Hell, The Musical
In the year 2000, I had a crazy idea of adapting Jean-Paul Sartre's "No Exit" into a film script and making an ultra low budget movie, called "Hell, the Movie". I'd never made a movie, but ... I did it, with the help of some very giving and crazy friends. It was never going to win any awards, but it did teach me a lot about producing and directing projects. Years later I realized "Hell" should have been a musical comedy. So I wrote some music and adapted the script.
It won Best of San Francisco Fringe Festival in 2009.
'No Exit'
San Francisco Style
A haughty British valet escorts three disparate souls to a small room in Hell.
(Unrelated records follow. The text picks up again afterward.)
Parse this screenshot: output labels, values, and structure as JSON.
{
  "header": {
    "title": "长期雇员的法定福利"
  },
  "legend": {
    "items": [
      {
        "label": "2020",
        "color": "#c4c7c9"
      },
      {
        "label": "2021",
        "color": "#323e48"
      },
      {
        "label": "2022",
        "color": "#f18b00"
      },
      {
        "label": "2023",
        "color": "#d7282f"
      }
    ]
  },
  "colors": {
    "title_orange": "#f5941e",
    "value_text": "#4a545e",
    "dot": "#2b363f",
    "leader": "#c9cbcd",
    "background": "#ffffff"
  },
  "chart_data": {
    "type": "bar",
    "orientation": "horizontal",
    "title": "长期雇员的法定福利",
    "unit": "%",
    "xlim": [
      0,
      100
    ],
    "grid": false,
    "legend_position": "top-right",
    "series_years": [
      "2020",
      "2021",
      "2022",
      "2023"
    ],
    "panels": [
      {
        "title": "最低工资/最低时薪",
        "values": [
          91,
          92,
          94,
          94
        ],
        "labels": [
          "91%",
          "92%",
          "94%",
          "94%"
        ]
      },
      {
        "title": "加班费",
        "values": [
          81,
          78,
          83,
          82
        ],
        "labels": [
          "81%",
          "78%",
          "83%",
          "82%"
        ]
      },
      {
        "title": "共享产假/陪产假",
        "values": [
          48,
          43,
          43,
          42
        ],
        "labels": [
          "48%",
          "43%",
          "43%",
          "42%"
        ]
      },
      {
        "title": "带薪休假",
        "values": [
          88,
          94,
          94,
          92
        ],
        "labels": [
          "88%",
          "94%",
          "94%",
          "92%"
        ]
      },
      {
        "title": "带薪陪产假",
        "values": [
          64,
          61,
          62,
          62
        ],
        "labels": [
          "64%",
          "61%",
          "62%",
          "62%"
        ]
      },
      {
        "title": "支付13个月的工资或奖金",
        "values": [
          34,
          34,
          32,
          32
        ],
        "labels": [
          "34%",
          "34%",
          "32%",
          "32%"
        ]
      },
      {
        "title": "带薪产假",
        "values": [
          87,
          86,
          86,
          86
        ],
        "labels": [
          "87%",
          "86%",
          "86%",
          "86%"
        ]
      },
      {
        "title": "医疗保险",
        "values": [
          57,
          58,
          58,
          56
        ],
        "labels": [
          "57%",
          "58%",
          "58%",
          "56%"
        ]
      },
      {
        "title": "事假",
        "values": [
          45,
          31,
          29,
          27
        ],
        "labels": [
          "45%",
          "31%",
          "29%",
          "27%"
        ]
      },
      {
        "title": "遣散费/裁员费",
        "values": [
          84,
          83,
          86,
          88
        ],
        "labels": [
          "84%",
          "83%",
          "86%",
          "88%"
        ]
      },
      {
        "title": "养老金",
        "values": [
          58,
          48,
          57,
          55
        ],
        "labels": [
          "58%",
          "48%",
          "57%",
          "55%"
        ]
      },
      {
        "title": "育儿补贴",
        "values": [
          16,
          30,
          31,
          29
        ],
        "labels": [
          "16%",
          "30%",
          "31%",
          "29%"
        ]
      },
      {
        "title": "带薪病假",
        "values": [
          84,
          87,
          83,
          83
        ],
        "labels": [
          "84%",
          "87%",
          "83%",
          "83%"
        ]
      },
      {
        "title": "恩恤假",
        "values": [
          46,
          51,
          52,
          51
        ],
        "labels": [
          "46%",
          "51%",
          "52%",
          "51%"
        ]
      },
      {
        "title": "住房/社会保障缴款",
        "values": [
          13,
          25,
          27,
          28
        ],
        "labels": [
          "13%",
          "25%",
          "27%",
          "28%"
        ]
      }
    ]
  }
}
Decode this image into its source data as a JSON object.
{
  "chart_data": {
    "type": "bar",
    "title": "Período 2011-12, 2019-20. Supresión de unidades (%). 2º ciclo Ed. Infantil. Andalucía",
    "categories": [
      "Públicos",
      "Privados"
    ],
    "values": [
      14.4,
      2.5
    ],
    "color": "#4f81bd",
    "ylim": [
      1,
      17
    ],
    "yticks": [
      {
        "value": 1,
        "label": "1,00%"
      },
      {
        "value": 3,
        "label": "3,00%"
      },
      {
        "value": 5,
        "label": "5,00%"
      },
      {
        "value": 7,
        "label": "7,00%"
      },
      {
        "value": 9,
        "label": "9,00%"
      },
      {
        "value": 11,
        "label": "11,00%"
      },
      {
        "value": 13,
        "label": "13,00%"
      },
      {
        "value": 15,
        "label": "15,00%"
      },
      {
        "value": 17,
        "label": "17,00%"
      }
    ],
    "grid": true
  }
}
Then the fun begins.
In this version, the setting is very San Francisco. Joseph isn't a pacifist, but a coward, and he comes from Los Angeles, which in this context is worse. Ynez is now Ilene, and is a cruel San Francisco Lesbian; Estelle is now Yvonne, a vapid party girl from San Francisco's Marina District. The Valet is still intolerably smarmy. They room remains horribly decorated, but now '70s fashion, and the three are stuck their with each other for eternity.
Development
So I had this script, and I had some cool songs. Lord knows I could recruit badass musicians. But I really pulled from a top shelf of performers: Peter Sroka (Joseph), Danielle Thys (Ilene), and Jenny Rand (Yvonne). All Bay Area Theater A-Listers.
My musical theater house band, Crooked Family, continued with Mark Ungar on guitar and James Flynn on drums, but added Tom Beyer (New Morty Show/Acme Swing Co.) on bass, and Peter Feltman on keys.
I played I minor role as the smarmy valet.